ANDREA SEABROOK, host:
Many of us will spend as much time in the kitchen as in the office between now and New Year's - steaming figgy pudding, roasting chestnuts by an open fire. Okay, maybe just microwaving water for hot chocolate. But as we do, we'll tell our children about how our mothers cooked and baked for us. Food is a great connector, as WEEKEND EDITION food commentator Bonnie Wolf has been hearing from people she's met on her recent book tour.
BONNIE WOLF: It's primal. Foods evoke incredibly strong memories and feelings, and never more so than at the holidays. If your parents served roast goose or Yorkshire pudding at Christmas, you probably will too. Ditto: potato latkes and briquette for Hanukah. Food imprinting is strong. A woman in Baltimore told me her husband still makes his grandfather's brown bread in tin cans, just like his grandfather did.

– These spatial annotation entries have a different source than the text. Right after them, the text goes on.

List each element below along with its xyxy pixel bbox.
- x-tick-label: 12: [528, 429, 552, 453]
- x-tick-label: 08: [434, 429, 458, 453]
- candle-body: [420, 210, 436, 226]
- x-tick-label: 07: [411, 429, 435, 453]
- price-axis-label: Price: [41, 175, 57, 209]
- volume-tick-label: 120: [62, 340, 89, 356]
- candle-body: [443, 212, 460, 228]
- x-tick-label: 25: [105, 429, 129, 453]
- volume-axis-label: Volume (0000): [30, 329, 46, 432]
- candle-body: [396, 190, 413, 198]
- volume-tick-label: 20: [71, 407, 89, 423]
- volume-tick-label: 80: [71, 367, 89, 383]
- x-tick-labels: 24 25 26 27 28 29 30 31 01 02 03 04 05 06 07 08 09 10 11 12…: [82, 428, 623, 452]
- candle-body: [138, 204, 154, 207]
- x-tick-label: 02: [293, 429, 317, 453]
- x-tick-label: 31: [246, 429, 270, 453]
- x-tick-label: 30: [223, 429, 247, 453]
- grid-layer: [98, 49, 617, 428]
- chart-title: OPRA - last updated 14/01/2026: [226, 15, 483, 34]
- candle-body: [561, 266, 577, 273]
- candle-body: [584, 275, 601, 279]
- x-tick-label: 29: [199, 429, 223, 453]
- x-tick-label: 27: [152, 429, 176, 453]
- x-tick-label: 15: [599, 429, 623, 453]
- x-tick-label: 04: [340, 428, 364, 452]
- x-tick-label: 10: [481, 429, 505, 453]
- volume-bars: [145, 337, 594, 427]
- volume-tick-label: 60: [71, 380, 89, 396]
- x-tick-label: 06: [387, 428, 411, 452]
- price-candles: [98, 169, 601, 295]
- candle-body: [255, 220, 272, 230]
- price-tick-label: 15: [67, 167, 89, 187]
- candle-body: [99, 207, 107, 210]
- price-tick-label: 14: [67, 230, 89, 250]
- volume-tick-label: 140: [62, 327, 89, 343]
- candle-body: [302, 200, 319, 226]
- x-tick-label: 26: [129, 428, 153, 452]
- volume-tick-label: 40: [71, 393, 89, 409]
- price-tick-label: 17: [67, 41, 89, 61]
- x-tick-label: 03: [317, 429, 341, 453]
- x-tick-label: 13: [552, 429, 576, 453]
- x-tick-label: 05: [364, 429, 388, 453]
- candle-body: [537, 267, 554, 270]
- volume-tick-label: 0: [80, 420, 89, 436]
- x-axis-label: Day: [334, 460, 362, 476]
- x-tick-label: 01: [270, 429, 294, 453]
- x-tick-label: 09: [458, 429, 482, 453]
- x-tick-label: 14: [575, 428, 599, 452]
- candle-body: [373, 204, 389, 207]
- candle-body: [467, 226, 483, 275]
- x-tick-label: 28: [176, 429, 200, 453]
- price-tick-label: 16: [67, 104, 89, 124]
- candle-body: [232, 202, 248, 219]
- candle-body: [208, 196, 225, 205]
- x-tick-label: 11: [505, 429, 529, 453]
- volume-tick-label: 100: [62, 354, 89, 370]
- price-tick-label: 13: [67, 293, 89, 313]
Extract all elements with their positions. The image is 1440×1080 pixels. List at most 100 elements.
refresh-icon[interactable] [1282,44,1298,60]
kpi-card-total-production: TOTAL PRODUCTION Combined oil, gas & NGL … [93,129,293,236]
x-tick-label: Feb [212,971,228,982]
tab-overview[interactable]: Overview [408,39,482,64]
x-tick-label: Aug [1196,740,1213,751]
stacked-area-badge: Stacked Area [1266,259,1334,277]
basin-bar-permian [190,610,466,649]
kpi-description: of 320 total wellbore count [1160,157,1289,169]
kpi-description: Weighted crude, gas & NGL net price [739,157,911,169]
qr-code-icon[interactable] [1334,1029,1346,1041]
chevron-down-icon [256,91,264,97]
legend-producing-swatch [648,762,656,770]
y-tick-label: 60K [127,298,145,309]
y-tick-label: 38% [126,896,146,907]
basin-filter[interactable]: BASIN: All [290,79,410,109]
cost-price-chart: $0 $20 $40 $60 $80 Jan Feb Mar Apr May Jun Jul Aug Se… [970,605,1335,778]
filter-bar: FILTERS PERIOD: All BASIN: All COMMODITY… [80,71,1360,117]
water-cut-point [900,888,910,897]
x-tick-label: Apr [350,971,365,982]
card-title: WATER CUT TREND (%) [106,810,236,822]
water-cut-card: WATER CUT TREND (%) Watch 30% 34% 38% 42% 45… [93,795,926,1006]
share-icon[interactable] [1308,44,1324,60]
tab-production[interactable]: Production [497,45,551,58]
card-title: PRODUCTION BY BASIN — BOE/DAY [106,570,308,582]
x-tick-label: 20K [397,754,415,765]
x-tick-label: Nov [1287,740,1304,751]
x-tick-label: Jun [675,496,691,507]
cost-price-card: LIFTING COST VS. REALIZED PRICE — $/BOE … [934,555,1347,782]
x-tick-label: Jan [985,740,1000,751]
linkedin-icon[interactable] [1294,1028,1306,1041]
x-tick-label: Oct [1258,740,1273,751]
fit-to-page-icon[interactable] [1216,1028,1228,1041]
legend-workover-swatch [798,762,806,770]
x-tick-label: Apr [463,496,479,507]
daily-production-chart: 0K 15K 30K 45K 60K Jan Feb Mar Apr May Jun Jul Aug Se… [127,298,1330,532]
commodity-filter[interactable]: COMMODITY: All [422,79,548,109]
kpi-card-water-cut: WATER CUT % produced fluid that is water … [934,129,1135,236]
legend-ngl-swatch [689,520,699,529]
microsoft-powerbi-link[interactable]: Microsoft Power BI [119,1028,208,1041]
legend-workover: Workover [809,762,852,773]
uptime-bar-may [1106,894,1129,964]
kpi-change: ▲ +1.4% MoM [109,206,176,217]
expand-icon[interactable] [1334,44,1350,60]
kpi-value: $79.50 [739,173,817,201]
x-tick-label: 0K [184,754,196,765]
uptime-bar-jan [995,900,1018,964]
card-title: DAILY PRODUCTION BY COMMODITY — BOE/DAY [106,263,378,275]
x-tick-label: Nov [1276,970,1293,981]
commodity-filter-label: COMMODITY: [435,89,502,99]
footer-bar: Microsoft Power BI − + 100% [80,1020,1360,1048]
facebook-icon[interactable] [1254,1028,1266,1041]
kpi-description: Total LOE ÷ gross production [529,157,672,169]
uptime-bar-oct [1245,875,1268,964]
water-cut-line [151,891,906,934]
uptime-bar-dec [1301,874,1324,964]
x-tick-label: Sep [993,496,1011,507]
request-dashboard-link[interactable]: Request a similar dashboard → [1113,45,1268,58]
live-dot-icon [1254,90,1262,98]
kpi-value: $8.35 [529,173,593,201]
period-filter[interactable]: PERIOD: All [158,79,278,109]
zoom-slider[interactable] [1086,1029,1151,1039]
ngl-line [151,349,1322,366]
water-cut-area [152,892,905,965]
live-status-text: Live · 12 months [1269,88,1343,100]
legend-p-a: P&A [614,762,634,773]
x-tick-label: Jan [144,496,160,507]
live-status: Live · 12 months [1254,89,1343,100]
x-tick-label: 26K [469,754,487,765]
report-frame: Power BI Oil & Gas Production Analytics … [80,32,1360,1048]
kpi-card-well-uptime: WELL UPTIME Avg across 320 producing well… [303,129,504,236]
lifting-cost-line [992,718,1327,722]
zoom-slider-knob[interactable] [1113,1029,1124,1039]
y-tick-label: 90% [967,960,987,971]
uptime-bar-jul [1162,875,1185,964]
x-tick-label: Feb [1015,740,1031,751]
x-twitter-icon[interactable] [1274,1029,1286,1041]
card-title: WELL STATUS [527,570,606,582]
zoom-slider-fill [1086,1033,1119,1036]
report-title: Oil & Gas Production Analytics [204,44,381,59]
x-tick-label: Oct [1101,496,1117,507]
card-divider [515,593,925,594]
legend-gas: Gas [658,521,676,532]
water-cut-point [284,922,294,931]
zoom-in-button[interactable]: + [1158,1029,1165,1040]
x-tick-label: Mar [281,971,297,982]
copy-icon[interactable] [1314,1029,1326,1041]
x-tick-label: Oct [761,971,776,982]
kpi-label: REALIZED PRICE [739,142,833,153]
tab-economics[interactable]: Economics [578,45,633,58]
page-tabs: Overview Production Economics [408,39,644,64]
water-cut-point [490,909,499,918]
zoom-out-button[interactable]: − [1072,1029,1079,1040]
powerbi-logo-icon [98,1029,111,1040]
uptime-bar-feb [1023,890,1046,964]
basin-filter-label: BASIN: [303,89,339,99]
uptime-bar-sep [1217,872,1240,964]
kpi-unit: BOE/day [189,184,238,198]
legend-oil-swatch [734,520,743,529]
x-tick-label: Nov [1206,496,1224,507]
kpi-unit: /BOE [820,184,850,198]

Sometimes we repeat family food patterns and don't even know why. In Chicago, Debbie said her friend always cuts one end off a roast before cooking because that's what her mother did. Her mother did it that way because her mother did. So one day she asked her grandmother why she cut the end off and her grandmother replied, because it wouldn't fit in the pan.
Food binds families together, keeps generations connected and creates community. And the foods we remember are a big part of our identity. They tell us who we are and where we came from.
Tom grew up in western Pennsylvania with a grandfather who smoked his own sausage and a great grandmother who was never out of an apron and made pies he still longs for after 50 years. He says nothing makes him feel better than running into someone who shares his memories of blackberry stew with dumplings and string beans with ham.
We cook and eat to connect with family and friends, to mark the seasons and celebrate important events. And as we all know, we cook and eat for comfort.
Debbie is a hospice nurse. She once volunteered at a home hospice where cooking family-style meals for patients was central to their care. Families and patients wandered in and out of the kitchen telling stories and offering recipes. Sometimes they cried. Sometimes they laughed.
One patient who had little time left had one request. He couldn't eat but he wanted liver and onions one more time. So they fried up a big pan-full, put it on a plate and set in front of him to see and smell. They even cut up a tiny piece to put on his tongue. Debbie said his smile, as he closed his eyes and savored the smell and taste, is one of her fondest memories, because on a holiday, or any day, food is a simple act of love and connections.